Overall, MYSpace demonstrated the key role of vision in early development, identified relevant windows for intervention, and generated both major scientific outputs and innovative tools for clinical translation.

[1] Gori et al., Current Biology (2021) Multisensory Spatial Perception in Visually Impaired Infants
[2] Gori et al., iScience (2025) Vision drives the neural construction of a two-stage hierarchy of spatial processing in infancy
[3] Bollini et al., Journal of Experimental Child Psychology (2021); Bollini et al., JEP: Human Perception and Performance (2023)
[4] Casado-Palacios et al., Brain Sciences (2025) Cross-Modal Interactions and Movement-Related Tactile Gating: The Role of Vision
[5] Coelho et al., Neuroscience (2024) Hand and Foot Overestimation in Visually Impaired Human Adults
[6] Tonelli et al., Developmental Science (2026) The Development of Audio-Tactile Spatial Integration: Unraveling Vision’s Contribution
[7] Amadeo et al., Journal of Neuroscience (2026) Space Impacts Temporal Processing via a Visual-Dependent Spatially Organized Neural Architecture
[8] Vitali et al., NeuroImage (2024) Blindness Affects the Developmental Trajectory of the Sleeping Brain
[9] Petri et al., Developmental Science (2025) Impact of Congenital Visual Impairment on Early-Life Exploration
[10] Tonelli et al., Journal of Experimental Psychology: General (2025) The Influence of Blindness on Auditory Context Dependency
[11] Gori et al., Current Biology (2024) Disambiguating Vision with Sound
[12] Gori et al., Frontiers in Psychology (2025) iReach: New Multisensory Technology for Early Intervention in Infants with Visual Impairments
[13] Gori, Amadeo & Bremner, Nature Reviews Psychology (2026) The development of spatial perception with and without visual experience
MYSpace is an innovative project that explores how auditory and tactile spatial representations develop and integrate in sighted and blind children, and how these processes relate to body-centred spatial coding. By combining cross-sectional and longitudinal studies with psychophysics, neurophysiology, and multisensory modeling, the project aims to identify critical developmental windows and opportunities for recovery. It also lays the methodological foundation for multisensory rehabilitation in blind infants. More broadly, MYSpace opens a new research area linking child development, blindness, cortical reorganization, and rehabilitation, grounded in extensive experience in psychology and technology for children with visual impairment.

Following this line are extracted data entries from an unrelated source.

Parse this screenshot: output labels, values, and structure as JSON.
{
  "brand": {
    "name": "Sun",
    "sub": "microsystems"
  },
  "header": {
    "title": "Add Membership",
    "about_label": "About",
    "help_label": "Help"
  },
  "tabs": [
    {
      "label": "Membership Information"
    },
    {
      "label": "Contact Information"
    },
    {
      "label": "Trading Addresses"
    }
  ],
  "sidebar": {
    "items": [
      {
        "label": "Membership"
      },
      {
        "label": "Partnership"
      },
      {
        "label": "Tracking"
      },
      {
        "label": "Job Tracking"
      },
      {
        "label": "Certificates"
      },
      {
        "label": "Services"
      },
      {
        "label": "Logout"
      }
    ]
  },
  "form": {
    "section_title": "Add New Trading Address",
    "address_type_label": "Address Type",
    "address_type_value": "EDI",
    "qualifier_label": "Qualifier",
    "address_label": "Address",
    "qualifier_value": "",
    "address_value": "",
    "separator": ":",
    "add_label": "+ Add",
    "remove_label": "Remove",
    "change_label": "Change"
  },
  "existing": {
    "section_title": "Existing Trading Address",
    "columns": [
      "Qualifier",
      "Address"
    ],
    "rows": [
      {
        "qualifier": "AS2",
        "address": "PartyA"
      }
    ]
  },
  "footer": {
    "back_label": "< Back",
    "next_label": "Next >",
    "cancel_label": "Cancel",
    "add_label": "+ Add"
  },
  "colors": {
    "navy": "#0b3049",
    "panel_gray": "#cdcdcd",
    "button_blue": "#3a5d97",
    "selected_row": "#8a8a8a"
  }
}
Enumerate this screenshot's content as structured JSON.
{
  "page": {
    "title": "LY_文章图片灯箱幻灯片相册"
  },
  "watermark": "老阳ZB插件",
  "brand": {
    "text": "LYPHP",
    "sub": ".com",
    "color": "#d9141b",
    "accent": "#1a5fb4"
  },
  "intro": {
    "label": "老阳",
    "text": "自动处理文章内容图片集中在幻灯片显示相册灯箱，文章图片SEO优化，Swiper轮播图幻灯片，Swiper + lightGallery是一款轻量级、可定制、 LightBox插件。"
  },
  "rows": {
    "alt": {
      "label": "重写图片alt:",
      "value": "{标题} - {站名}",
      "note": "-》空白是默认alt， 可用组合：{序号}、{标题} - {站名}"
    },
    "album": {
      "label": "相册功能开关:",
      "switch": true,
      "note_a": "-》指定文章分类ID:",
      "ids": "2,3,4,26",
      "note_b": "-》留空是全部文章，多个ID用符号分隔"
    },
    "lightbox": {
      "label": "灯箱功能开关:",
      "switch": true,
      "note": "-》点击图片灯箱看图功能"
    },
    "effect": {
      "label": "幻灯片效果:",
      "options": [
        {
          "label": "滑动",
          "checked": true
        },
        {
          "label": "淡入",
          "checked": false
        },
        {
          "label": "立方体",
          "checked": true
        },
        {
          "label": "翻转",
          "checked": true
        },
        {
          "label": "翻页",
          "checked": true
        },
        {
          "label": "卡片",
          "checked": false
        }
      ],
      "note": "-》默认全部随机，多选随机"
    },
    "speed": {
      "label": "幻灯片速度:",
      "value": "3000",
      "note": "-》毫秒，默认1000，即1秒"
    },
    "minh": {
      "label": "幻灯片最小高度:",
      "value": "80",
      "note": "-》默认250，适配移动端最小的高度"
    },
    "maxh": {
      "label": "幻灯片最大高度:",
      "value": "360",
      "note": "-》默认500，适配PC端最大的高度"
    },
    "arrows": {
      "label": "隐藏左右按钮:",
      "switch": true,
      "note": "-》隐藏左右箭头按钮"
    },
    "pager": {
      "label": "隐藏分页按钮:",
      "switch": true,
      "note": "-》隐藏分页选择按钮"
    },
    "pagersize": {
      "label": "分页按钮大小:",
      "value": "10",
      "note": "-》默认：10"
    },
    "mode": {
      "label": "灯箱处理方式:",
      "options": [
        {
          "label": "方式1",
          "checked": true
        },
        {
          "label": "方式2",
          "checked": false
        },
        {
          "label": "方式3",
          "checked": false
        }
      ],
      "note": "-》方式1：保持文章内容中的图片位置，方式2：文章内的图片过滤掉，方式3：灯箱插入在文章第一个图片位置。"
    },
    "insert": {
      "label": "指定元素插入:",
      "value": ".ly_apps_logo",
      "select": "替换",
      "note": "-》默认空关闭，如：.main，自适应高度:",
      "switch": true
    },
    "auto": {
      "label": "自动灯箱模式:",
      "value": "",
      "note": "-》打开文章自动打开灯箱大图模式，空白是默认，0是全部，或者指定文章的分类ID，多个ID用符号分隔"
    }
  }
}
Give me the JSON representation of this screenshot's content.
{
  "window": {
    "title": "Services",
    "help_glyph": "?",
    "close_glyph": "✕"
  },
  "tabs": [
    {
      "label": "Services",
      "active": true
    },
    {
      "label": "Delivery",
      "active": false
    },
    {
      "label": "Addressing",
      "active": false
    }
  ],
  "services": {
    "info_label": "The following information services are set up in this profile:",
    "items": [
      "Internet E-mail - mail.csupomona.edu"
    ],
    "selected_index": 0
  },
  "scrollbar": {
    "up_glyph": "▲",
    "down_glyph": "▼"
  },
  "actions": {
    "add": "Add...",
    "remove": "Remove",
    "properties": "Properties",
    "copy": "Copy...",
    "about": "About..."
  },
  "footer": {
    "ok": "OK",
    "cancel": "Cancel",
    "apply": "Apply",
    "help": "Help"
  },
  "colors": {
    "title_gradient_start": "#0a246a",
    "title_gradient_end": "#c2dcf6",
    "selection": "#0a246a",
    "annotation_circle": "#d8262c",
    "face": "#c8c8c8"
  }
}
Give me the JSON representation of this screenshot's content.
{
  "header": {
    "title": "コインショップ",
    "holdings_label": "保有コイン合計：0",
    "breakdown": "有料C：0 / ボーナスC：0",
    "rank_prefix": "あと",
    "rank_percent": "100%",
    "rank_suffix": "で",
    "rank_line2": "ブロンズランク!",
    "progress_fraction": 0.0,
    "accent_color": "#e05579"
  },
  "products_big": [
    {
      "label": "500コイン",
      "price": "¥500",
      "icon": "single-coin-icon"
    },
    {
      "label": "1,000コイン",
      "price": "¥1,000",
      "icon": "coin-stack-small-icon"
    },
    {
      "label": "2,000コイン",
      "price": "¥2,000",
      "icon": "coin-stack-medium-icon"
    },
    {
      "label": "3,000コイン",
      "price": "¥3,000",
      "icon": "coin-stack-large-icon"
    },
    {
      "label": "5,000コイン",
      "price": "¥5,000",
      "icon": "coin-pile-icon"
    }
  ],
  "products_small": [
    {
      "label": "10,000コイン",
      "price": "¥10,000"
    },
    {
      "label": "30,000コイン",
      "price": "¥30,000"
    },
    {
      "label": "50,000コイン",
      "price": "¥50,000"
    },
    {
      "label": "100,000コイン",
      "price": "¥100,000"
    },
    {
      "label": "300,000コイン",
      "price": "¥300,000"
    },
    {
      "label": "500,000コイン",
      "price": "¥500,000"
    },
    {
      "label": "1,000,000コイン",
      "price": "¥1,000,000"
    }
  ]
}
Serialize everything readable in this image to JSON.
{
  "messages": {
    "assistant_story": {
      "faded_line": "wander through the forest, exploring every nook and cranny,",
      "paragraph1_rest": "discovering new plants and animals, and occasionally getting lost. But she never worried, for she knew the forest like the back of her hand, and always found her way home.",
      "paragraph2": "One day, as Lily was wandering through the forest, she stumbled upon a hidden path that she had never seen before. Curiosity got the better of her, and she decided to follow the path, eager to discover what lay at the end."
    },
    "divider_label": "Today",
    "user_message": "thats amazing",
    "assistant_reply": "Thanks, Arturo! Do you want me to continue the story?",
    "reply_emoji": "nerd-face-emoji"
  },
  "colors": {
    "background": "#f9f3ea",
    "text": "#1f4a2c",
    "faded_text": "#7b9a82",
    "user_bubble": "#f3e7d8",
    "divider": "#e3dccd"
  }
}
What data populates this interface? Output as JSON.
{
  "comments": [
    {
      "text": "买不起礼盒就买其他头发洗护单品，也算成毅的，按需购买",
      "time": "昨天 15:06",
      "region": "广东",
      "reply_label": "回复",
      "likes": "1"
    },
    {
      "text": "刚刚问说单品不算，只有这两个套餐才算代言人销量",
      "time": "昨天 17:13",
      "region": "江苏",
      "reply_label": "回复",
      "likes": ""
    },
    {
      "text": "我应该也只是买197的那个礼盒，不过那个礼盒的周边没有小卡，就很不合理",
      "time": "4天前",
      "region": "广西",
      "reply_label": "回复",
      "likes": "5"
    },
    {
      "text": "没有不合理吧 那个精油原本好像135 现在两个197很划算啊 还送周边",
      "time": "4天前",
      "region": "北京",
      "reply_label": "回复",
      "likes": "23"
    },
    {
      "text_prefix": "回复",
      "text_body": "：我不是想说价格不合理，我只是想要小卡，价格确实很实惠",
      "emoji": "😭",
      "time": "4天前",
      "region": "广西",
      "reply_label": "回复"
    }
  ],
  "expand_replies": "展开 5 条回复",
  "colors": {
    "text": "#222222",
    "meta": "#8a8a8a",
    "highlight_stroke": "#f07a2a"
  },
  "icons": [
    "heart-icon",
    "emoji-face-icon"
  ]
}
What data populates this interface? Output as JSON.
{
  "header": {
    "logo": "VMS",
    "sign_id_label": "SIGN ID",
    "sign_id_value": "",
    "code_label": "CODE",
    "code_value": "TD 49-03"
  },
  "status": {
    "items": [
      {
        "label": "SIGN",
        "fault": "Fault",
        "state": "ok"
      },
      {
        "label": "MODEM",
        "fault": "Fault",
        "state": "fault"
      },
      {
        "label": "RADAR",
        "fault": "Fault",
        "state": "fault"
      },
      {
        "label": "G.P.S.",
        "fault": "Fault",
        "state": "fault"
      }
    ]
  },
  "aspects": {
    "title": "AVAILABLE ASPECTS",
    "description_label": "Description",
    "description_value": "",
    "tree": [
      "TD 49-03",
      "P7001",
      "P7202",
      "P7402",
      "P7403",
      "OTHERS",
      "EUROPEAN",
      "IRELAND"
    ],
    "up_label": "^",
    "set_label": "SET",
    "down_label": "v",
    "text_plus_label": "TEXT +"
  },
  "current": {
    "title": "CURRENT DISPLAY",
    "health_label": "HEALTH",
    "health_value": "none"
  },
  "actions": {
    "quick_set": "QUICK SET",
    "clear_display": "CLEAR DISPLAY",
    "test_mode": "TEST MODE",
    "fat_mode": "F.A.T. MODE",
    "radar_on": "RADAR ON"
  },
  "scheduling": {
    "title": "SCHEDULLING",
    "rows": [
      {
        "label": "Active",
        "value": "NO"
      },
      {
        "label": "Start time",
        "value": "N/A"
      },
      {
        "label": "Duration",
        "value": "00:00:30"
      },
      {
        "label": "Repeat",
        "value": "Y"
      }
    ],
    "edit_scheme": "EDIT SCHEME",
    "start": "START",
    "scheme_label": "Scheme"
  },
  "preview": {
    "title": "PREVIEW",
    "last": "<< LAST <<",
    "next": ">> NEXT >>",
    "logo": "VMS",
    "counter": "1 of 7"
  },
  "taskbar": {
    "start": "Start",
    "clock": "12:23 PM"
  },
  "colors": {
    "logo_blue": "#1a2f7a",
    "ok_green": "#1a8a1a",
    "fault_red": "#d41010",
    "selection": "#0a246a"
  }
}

These neuroscientific findings of MYSpace are helpful for i) Creating a new, innovative, user-centered rehabilitation and sensory substitution technology based on MS feedback. ii) The development of new products by small companies, which improves the competitiveness of the European industry. iii) Rehabilitation to improve impaired spatial representations for individuals with visual and motor impairments.